Com base no exposto depreende-se que, os treinadores apresentam dificuldades em articular estratégias com o objetivo do DP e implementar a sua filosofia de treino, podendo os cursos de treinadores proporcionar oportunidades para que estes agentes adquiram a informação necessária para facilitar o DP (Cushion et al., 2003; McCallister et al., 2000). Tem sido salientado que os treinadores aprendem a promover o DP através de diferentes contextos (e.g., situações de aprendizagem formais, informais) (Camiré et al., 2014), o que sugere a necessidade de iniciativas como o Projeto SCORE (Project SCORE, 2015) e outros recursos. Os treinadores devem ser expostos a experiências práticas para que possam aprender através de um contexto significativo e refletir sobre os seus erros e sucessos (Cushion et al., 2003; Koh, Mallett, Camiré, & Wang, 2015; Vella, Crowe, et al., 2013; Wright, Trudel, & Culver, 2007).

48

Os treinadores de alto rendimento podem aprender a facilitar o DP através de diferentes situações, sendo necessária mais informação acerca da utilidade dos cursos de treinadores.
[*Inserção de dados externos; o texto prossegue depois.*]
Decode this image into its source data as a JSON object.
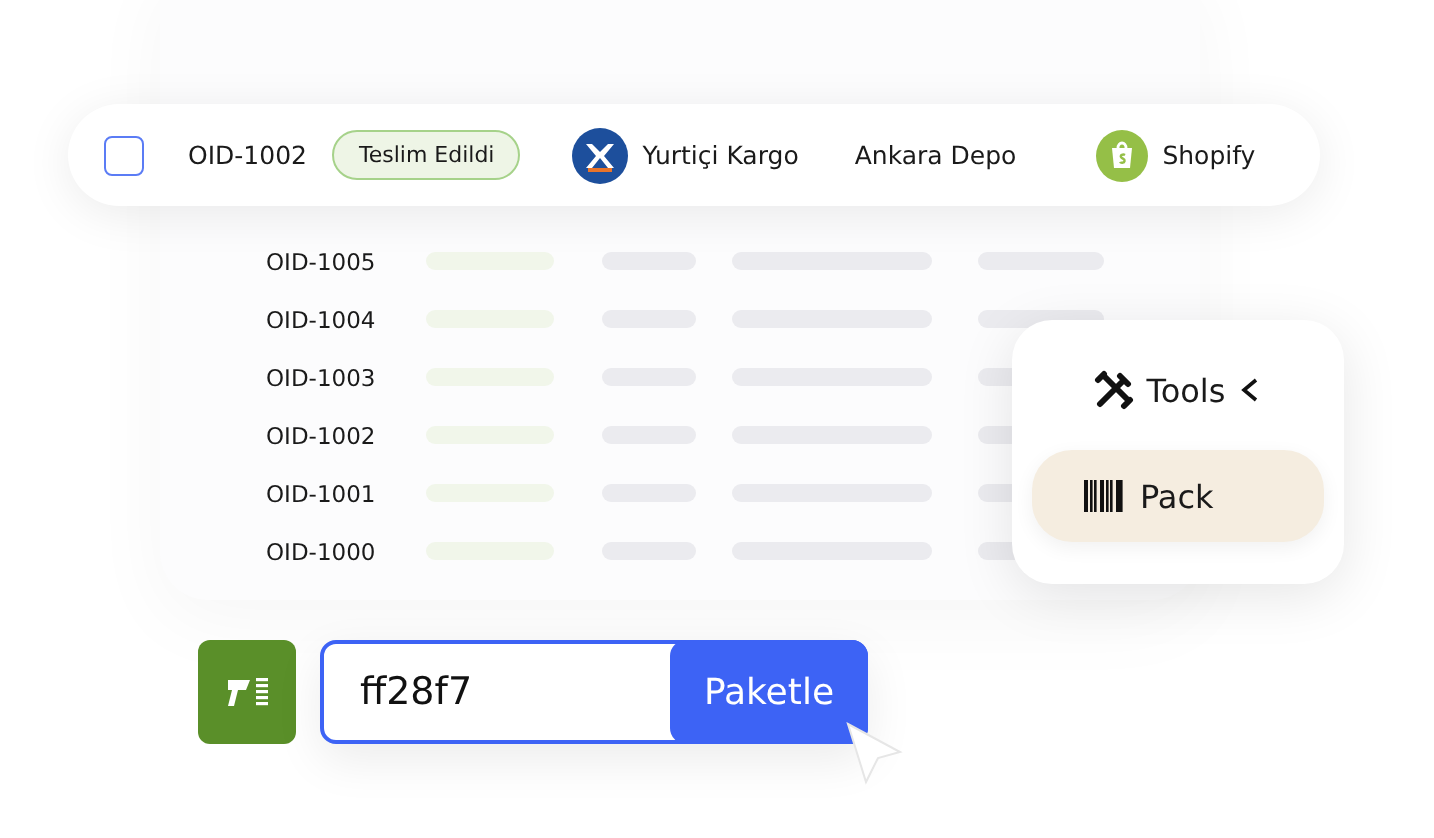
{
  "order_row": {
    "checked": false,
    "order_id": "OID-1002",
    "status": "Teslim Edildi",
    "carrier": "Yurtiçi Kargo",
    "warehouse": "Ankara Depo",
    "store": "Shopify"
  },
  "orders": [
    {
      "order_id": "OID-1005"
    },
    {
      "order_id": "OID-1004"
    },
    {
      "order_id": "OID-1003"
    },
    {
      "order_id": "OID-1002"
    },
    {
      "order_id": "OID-1001"
    },
    {
      "order_id": "OID-1000"
    }
  ],
  "tools_menu": {
    "title": "Tools",
    "expanded": true,
    "items": [
      {
        "label": "Pack",
        "selected": true
      }
    ]
  },
  "scan": {
    "value": "ff28f7",
    "button": "Paketle"
  }
}
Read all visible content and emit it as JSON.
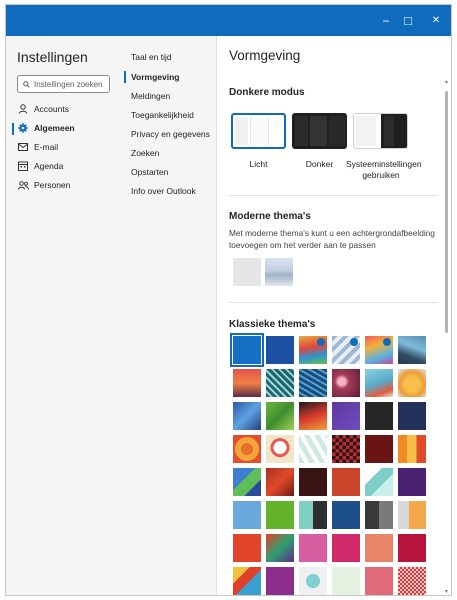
{
  "window": {
    "minimize_glyph": "−",
    "maximize_glyph": "□",
    "close_glyph": "✕",
    "titlebar_color": "#0f6cbd"
  },
  "sidebar": {
    "title": "Instellingen",
    "search_placeholder": "Instellingen zoeken",
    "items": [
      {
        "label": "Accounts",
        "icon": "person-icon"
      },
      {
        "label": "Algemeen",
        "icon": "gear-icon",
        "selected": true
      },
      {
        "label": "E-mail",
        "icon": "mail-icon"
      },
      {
        "label": "Agenda",
        "icon": "calendar-icon"
      },
      {
        "label": "Personen",
        "icon": "people-icon"
      }
    ]
  },
  "subnav": {
    "items": [
      {
        "label": "Taal en tijd"
      },
      {
        "label": "Vormgeving",
        "selected": true
      },
      {
        "label": "Meldingen"
      },
      {
        "label": "Toegankelijkheid"
      },
      {
        "label": "Privacy en gegevens"
      },
      {
        "label": "Zoeken"
      },
      {
        "label": "Opstarten"
      },
      {
        "label": "Info over Outlook"
      }
    ]
  },
  "content": {
    "title": "Vormgeving",
    "dark_mode": {
      "title": "Donkere modus",
      "options": [
        {
          "label": "Licht",
          "selected": true
        },
        {
          "label": "Donker"
        },
        {
          "label": "Systeeminstellingen gebruiken"
        }
      ]
    },
    "modern_themes": {
      "title": "Moderne thema's",
      "description": "Met moderne thema's kunt u een achtergrondafbeelding toevoegen om het verder aan te passen"
    },
    "classic_themes": {
      "title": "Klassieke thema's"
    }
  }
}
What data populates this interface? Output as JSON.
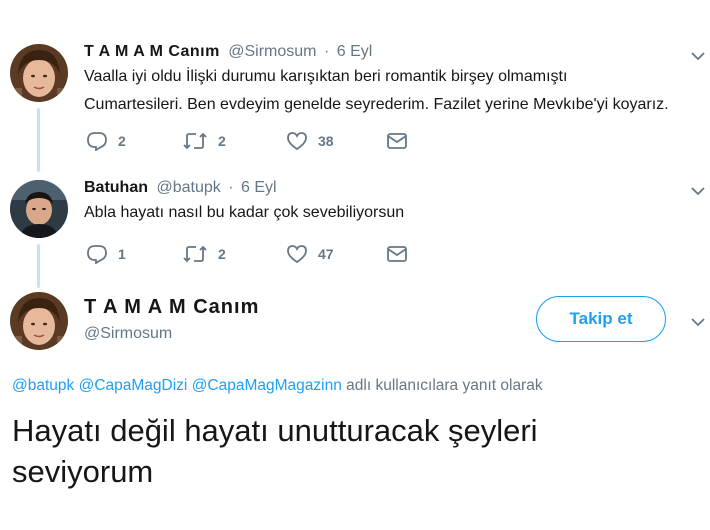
{
  "tweet1": {
    "name": "T A M A M Canım",
    "handle": "@Sirmosum",
    "separator": "·",
    "date": "6 Eyl",
    "text_line1": "Vaalla iyi oldu İlişki durumu karışıktan beri romantik birşey olmamıştı",
    "text_line2": "Cumartesileri. Ben evdeyim genelde seyrederim. Fazilet yerine Mevkıbe'yi koyarız.",
    "replies": "2",
    "retweets": "2",
    "likes": "38"
  },
  "tweet2": {
    "name": "Batuhan",
    "handle": "@batupk",
    "separator": "·",
    "date": "6 Eyl",
    "text": "Abla hayatı nasıl bu kadar çok sevebiliyorsun",
    "replies": "1",
    "retweets": "2",
    "likes": "47"
  },
  "main_tweet": {
    "name": "T A M A M Canım",
    "handle": "@Sirmosum",
    "follow_label": "Takip et",
    "mentions": [
      "@batupk",
      "@CapaMagDizi",
      "@CapaMagMagazinn"
    ],
    "reply_suffix": "adlı kullanıcılara yanıt olarak",
    "text_line1": "Hayatı değil hayatı unutturacak şeyleri",
    "text_line2": "seviyorum"
  },
  "colors": {
    "accent": "#1da1f2",
    "muted": "#657786",
    "thread_line": "#c4e4f4"
  },
  "icons": [
    "reply-icon",
    "retweet-icon",
    "like-icon",
    "dm-icon",
    "chevron-down-icon"
  ]
}
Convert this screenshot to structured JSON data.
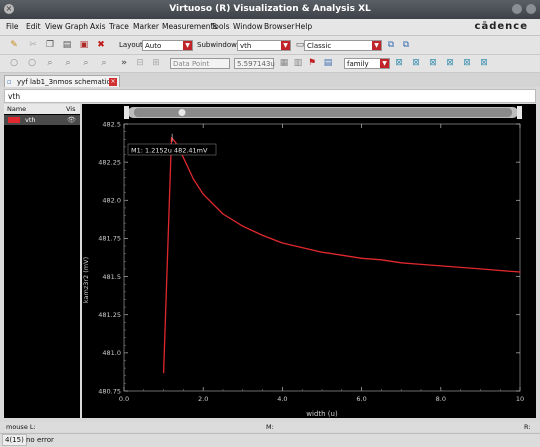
{
  "window": {
    "title": "Virtuoso (R) Visualization & Analysis XL"
  },
  "menu": {
    "items": [
      "File",
      "Edit",
      "View",
      "Graph",
      "Axis",
      "Trace",
      "Marker",
      "Measurements",
      "Tools",
      "Window",
      "Browser",
      "Help"
    ],
    "brand": "cādence"
  },
  "toolbar1": {
    "layout_label": "Layout",
    "layout_value": "Auto",
    "subwindows_label": "Subwindows",
    "subwindows_value": "vth",
    "style_value": "Classic"
  },
  "toolbar2": {
    "datapoint_placeholder": "Data Point",
    "datapoint_value": "5.597143u",
    "family_value": "family"
  },
  "tab": {
    "label": "yyf lab1_3nmos schematic"
  },
  "subwindow": {
    "title": "vth"
  },
  "trace_panel": {
    "col_name": "Name",
    "col_vis": "Vis",
    "traces": [
      {
        "name": "vth",
        "color": "#e0282e"
      }
    ]
  },
  "marker": {
    "label": "M1: 1.2152u 482.41mV"
  },
  "chart_data": {
    "type": "line",
    "xlabel": "width (u)",
    "ylabel": "kamz3r2 (mV)",
    "xlim": [
      0,
      10
    ],
    "ylim": [
      480.75,
      482.5
    ],
    "x_ticks": [
      "0.0",
      "2.0",
      "4.0",
      "6.0",
      "8.0",
      "10"
    ],
    "y_ticks": [
      "480.75",
      "481.0",
      "481.25",
      "481.5",
      "481.75",
      "482.0",
      "482.25",
      "482.5"
    ],
    "series": [
      {
        "color": "#e0282e",
        "x": [
          1.0,
          1.2,
          1.3,
          1.5,
          1.75,
          2.0,
          2.5,
          3.0,
          3.5,
          4.0,
          4.5,
          5.0,
          5.5,
          6.0,
          6.5,
          7.0,
          7.5,
          8.0,
          8.5,
          9.0,
          9.5,
          10.0
        ],
        "y": [
          480.87,
          482.41,
          482.38,
          482.28,
          482.14,
          482.04,
          481.91,
          481.83,
          481.77,
          481.72,
          481.69,
          481.66,
          481.64,
          481.62,
          481.61,
          481.59,
          481.58,
          481.57,
          481.56,
          481.55,
          481.54,
          481.53
        ]
      }
    ]
  },
  "status": {
    "mouse": "mouse L:",
    "middle": "M:",
    "right": "R:",
    "counter": "4(15)",
    "message": "no error"
  },
  "colors": {
    "plot_bg": "#000000",
    "accent_red": "#c0242a"
  }
}
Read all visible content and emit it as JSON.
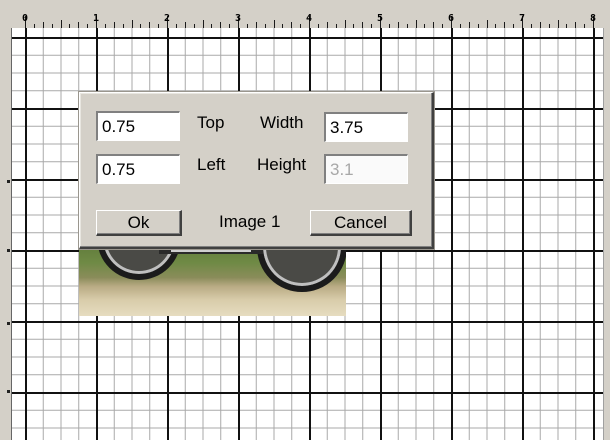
{
  "ruler": {
    "numbers": [
      "0",
      "1",
      "2",
      "3",
      "4",
      "5",
      "6",
      "7",
      "8"
    ]
  },
  "dialog": {
    "top_value": "0.75",
    "left_value": "0.75",
    "width_value": "3.75",
    "height_value": "3.1",
    "top_label": "Top",
    "left_label": "Left",
    "width_label": "Width",
    "height_label": "Height",
    "ok_label": "Ok",
    "cancel_label": "Cancel",
    "image_name": "Image 1"
  },
  "colors": {
    "face": "#d4d0c8",
    "grid_major": "#111111",
    "grid_minor": "#a8a8a8"
  }
}
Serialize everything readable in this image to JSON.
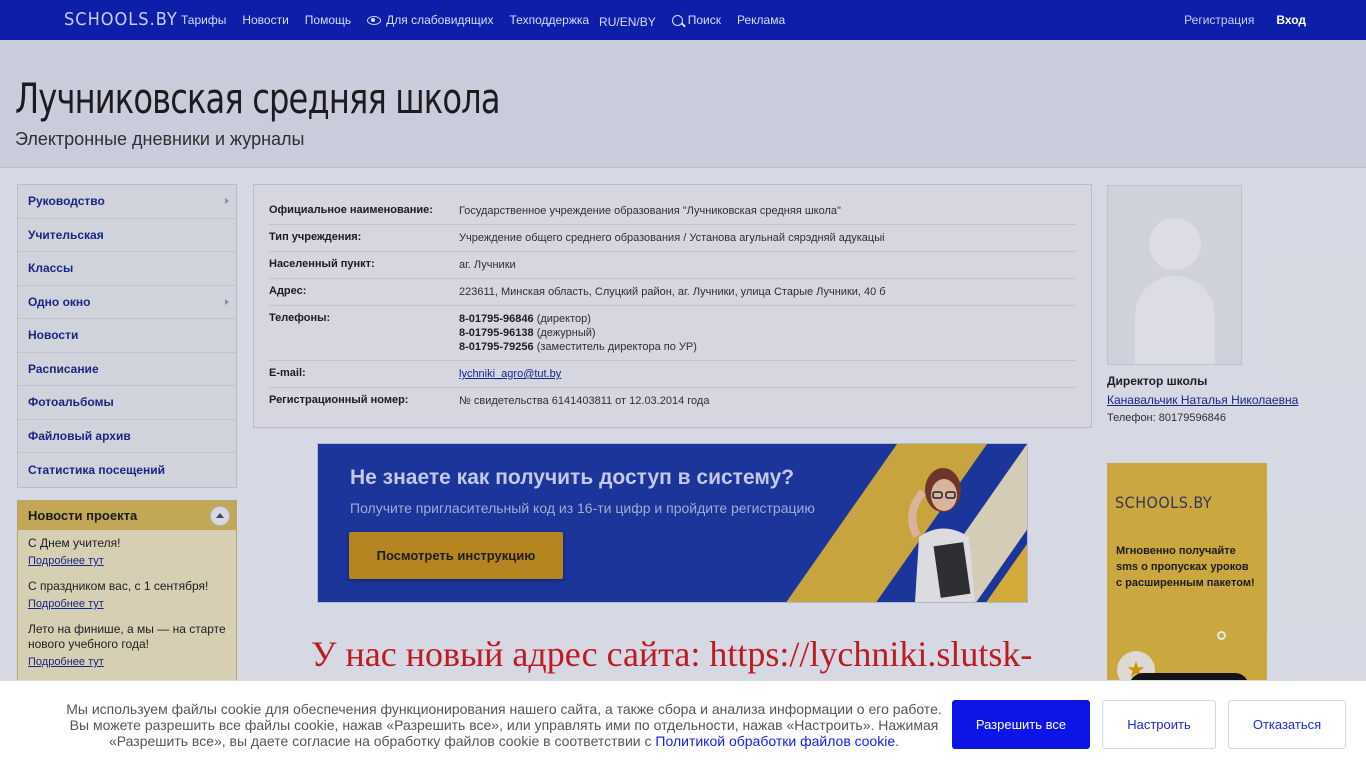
{
  "topbar": {
    "logo": "SCHOOLS.BY",
    "nav": {
      "tariffs": "Тарифы",
      "news": "Новости",
      "help": "Помощь",
      "accessibility": "Для слабовидящих",
      "support": "Техподдержка",
      "languages": "RU/EN/BY",
      "search": "Поиск",
      "ads": "Реклама"
    },
    "register": "Регистрация",
    "login": "Вход"
  },
  "header": {
    "title": "Лучниковская средняя школа",
    "subtitle": "Электронные дневники и журналы"
  },
  "sidebar": {
    "items": [
      {
        "label": "Руководство",
        "has_arrow": true
      },
      {
        "label": "Учительская",
        "has_arrow": false
      },
      {
        "label": "Классы",
        "has_arrow": false
      },
      {
        "label": "Одно окно",
        "has_arrow": true
      },
      {
        "label": "Новости",
        "has_arrow": false
      },
      {
        "label": "Расписание",
        "has_arrow": false
      },
      {
        "label": "Фотоальбомы",
        "has_arrow": false
      },
      {
        "label": "Файловый архив",
        "has_arrow": false
      },
      {
        "label": "Статистика посещений",
        "has_arrow": false
      }
    ]
  },
  "news": {
    "title": "Новости проекта",
    "items": [
      {
        "text": "С Днем учителя!",
        "more": "Подробнее тут"
      },
      {
        "text": "С праздником вас, с 1 сентября!",
        "more": "Подробнее тут"
      },
      {
        "text": "Лето на финише, а мы — на старте нового учебного года!",
        "more": "Подробнее тут"
      }
    ]
  },
  "info": {
    "official_name_label": "Официальное наименование:",
    "official_name": "Государственное учреждение образования \"Лучниковская средняя школа\"",
    "type_label": "Тип учреждения:",
    "type": "Учреждение общего среднего образования / Установа агульнай сярэдняй адукацыі",
    "locality_label": "Населенный пункт:",
    "locality": "аг. Лучники",
    "address_label": "Адрес:",
    "address": "223611, Минская область, Слуцкий район, аг. Лучники, улица Старые Лучники, 40 б",
    "phones_label": "Телефоны:",
    "phones": [
      {
        "number": "8-01795-96846",
        "note": "(директор)"
      },
      {
        "number": "8-01795-96138",
        "note": "(дежурный)"
      },
      {
        "number": "8-01795-79256",
        "note": "(заместитель директора по УР)"
      }
    ],
    "email_label": "E-mail:",
    "email": "lychniki_agro@tut.by",
    "regnum_label": "Регистрационный номер:",
    "regnum": "№ свидетельства 6141403811 от 12.03.2014 года"
  },
  "banner": {
    "heading": "Не знаете как получить доступ в систему?",
    "sub": "Получите пригласительный код из 16-ти цифр и пройдите регистрацию",
    "button": "Посмотреть инструкцию"
  },
  "new_address": "У нас новый адрес сайта: https://lychniki.slutsk-",
  "director": {
    "title": "Директор школы",
    "name": "Канавальчик Наталья Николаевна",
    "phone": "Телефон: 80179596846"
  },
  "ad": {
    "logo": "SCHOOLS.BY",
    "text": "Мгновенно получайте sms о пропусках уроков с расширенным пакетом!"
  },
  "cookie": {
    "text": "Мы используем файлы cookie для обеспечения функционирования нашего сайта, а также сбора и анализа информации о его работе. Вы можете разрешить все файлы cookie, нажав «Разрешить все», или управлять ими по отдельности, нажав «Настроить». Нажимая «Разрешить все», вы даете согласие на обработку файлов cookie в соответствии с",
    "link": "Политикой обработки файлов cookie",
    "tail": ".",
    "allow_all": "Разрешить все",
    "configure": "Настроить",
    "decline": "Отказаться"
  },
  "colors": {
    "topbar": "#0d1fa8",
    "link": "#1a2a8c",
    "accent_red": "#d21d1d",
    "allow_button": "#0c14e6"
  }
}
Dado o exposto, o objetivo deste estudo foi, a partir das perceções de treinadores de futebol de alto rendimento, analisar a importância que é atribuída ao DP neste contexto. Quatro questões de investigação orientaram este estudo: (a) Como é que os treinadores definem a sua filosofia de treino?; (b) Quais os resultados de aprendizagem associados ao alto rendimento? (c) Qual o papel dos cursos de treinadores para a promoção do DP? (d) Como é que os treinadores se descrevem como líderes?; (e) Quais as estratégias utilizadas para facilitar o DP?